All of the above happens seamlessly in the background. Retrieving the uploaded file will follow the same kind of route. To the average user, it’ll look like a file is uploaded or retrieved in a matter of seconds, or less.

Quick summary: 1. Your machine (client) breaks a file into chunks (let’s say 3 chunks) which are encrypted and broken up. 2. All pieces are passed to client managers (nodes closest to you). 3. They send the appropriate chunk pieces to their respective data managers (each chunk will each be sent to its own group of data managers.) 4. Each data manager group compiles pieces and chooses four vaults to store their chunk on. 5. They send the chunk to the chosen vault’s vault managers, who then forward the chunks for storage on the vaults. 6. From now on, the vault managers will be keeping an eye on the vault and the chunk. If it disappears, they tell the data managers to make another copy.

As you’ve probably noticed, there is a pattern here: all communications are done through groups of 32 nodes. This prevents a rogue node from creating problems on its own. This is the foundation of security on the SAFE network. It is impossible to choose the ID of your own nodes, or to decide which data you store on them, as that is all decided with the help of the network. Every time a node disconnects from the network and reconnects, it is assigned a totally new, random ID. Again, a) it takes a 28-of-32 node consensus to do anything with data, and b) it’s impossible to decide which roles and IDs your nodes take on. It is for this reason that you’d need to control 88% of the network in order to reliably attack it (compared with Bitcoin’s 51% attack). The larger the network, the stronger it becomes.
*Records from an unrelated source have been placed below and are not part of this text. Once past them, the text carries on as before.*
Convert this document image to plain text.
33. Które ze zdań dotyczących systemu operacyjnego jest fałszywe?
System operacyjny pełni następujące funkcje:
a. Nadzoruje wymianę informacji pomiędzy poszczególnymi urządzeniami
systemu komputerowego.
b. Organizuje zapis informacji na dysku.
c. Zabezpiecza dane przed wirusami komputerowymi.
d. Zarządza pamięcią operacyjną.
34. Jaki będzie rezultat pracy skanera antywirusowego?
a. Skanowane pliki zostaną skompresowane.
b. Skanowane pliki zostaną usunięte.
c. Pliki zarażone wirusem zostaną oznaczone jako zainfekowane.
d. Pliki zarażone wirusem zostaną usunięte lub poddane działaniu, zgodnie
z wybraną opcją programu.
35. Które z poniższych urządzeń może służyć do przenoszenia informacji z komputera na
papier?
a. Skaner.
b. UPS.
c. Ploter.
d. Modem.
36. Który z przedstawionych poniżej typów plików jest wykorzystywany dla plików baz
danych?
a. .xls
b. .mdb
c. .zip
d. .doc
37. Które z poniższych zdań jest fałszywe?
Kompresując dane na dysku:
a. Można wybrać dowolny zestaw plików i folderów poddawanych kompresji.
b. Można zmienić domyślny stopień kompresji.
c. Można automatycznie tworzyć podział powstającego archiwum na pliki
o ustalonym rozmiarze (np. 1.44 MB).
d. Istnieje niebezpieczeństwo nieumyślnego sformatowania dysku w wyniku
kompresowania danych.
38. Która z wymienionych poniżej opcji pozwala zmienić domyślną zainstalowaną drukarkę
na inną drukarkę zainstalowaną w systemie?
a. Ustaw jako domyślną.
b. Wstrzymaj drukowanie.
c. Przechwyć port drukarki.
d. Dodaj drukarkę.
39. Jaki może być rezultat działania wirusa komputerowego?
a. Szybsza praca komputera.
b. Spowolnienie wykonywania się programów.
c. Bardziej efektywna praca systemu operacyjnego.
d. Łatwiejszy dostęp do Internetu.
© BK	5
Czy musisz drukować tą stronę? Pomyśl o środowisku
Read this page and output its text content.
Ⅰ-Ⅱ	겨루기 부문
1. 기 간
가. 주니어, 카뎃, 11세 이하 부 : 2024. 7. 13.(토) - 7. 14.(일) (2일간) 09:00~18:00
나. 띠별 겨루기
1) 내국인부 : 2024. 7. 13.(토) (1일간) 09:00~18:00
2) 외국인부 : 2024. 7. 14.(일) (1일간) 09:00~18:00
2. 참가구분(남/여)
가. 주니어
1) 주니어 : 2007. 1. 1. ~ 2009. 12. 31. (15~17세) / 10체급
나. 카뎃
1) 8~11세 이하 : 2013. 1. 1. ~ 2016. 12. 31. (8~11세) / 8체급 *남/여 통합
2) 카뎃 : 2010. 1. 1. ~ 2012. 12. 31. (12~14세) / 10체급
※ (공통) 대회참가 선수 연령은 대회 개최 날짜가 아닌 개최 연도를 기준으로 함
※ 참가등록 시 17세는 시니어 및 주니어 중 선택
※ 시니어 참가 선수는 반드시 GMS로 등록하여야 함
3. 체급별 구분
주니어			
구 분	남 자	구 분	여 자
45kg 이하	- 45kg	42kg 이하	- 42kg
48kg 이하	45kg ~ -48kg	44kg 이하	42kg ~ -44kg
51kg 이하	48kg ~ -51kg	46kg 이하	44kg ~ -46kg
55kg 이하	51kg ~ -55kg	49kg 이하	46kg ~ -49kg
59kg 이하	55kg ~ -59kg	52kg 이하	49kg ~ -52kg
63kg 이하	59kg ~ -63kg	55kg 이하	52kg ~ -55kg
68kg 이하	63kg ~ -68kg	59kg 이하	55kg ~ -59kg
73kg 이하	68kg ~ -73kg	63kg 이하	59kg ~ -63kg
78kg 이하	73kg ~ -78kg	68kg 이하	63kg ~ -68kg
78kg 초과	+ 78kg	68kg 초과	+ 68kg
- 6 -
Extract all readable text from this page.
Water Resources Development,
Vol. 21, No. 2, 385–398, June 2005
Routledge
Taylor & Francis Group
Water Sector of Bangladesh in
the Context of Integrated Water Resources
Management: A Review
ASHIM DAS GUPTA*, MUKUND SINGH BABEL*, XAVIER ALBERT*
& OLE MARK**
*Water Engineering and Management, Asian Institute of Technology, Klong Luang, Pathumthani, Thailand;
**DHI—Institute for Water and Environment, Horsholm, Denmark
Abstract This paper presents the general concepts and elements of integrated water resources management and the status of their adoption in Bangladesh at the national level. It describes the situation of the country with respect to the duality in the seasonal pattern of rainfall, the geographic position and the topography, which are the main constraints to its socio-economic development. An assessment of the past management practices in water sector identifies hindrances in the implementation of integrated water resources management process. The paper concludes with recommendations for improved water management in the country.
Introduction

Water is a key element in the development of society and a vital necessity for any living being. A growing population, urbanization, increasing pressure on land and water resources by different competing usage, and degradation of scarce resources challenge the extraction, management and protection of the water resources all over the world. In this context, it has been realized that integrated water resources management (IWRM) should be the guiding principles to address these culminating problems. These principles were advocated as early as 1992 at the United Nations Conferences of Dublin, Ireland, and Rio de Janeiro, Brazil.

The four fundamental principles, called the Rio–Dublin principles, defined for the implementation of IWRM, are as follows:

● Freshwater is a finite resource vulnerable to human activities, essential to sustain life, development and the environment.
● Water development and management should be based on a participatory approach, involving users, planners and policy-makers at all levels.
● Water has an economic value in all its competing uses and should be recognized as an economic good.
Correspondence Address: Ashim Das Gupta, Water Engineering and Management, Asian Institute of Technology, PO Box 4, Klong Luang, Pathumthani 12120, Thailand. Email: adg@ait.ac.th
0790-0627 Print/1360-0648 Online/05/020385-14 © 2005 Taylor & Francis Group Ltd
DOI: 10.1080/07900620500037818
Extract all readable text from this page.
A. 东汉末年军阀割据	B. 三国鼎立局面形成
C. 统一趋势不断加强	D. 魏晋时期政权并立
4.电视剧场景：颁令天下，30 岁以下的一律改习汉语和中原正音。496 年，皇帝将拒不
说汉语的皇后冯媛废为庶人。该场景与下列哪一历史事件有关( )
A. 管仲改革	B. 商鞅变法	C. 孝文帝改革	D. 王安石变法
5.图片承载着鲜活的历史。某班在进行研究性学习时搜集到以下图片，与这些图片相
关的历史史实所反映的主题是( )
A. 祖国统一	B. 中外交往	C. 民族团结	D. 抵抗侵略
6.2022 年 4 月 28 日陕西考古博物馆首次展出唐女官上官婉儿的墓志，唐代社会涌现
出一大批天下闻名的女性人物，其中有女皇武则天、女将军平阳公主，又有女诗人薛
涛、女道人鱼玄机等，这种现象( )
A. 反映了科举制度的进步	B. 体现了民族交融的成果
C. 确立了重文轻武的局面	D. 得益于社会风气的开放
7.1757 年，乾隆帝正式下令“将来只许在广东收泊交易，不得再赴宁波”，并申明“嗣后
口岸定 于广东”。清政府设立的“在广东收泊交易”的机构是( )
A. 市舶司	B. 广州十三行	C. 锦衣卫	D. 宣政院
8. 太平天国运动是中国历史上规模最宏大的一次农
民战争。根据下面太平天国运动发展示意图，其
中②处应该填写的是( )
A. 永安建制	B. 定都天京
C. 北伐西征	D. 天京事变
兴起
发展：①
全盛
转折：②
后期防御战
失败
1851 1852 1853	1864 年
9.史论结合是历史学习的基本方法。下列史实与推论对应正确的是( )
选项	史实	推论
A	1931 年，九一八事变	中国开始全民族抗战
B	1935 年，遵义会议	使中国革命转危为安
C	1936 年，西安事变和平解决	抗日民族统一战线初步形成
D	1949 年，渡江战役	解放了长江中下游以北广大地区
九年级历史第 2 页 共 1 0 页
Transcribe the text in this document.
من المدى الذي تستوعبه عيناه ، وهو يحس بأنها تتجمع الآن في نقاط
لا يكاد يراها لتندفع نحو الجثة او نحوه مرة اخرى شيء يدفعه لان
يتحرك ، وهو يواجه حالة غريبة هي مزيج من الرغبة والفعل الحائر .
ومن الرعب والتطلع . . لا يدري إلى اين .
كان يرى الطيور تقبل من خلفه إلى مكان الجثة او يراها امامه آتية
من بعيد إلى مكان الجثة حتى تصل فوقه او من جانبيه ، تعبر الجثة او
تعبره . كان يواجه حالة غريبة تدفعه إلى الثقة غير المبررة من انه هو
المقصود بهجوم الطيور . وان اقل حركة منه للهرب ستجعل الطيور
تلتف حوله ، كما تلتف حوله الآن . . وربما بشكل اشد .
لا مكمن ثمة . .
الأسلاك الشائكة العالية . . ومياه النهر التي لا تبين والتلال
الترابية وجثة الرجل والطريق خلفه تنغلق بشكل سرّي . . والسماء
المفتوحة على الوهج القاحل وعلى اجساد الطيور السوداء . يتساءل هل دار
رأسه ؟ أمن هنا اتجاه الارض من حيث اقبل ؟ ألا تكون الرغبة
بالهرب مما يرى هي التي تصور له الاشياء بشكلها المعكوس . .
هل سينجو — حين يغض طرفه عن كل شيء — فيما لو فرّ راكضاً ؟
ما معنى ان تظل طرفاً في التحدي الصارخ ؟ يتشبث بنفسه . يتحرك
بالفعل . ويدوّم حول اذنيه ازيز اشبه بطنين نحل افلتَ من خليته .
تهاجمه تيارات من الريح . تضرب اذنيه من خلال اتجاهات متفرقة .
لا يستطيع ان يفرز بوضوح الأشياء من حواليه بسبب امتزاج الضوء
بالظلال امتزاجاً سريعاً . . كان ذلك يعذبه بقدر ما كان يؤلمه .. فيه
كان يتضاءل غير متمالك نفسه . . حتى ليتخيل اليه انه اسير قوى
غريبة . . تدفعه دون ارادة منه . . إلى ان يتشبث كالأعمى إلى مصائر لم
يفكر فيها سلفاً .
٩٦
By now, you may already have an understanding of how safecoin works without a blockchain. Instead of everyone having a copy of every transaction like in Bitcoin, every address will be handled by a group of 32 transaction managers. The only difference with transaction managers is that there is an additional layer of security: there is a 7-group chain; the first group of transaction managers must get permission from another group of 32 nodes, and so on. This means that, to get a balance of an address or send money, a limited amount of nodes needs to be involved for each step of the process, instead of the entire network. This methodology is extremely scalable, as scalable as the network itself. While bitcoin is currently limited to 7 transactions per second, safecoin is only limited by the number of nodes in the network, and can easily scale to the thousands, and eventually, hundreds of thousands per second.

Further enhancements are implemented into SAFE which make the network faster and increase overall security. Some include:

  • Network caching. Intermediate nodes continuously retrieving the same chunk (due to popularity) will cache the chunk themselves, bringing it closer to requesting nodes.
  • Flood prevention. A node that sends too much information to overwhelm other nodes gets disconnected by the nodes closest to them. This helps prevent DDoS attacks.
  • Churn is an advantage. Nodes throughout the network are constantly going offline and coming online. This increases security as the IDs of nodes throughout the network are constantly changing.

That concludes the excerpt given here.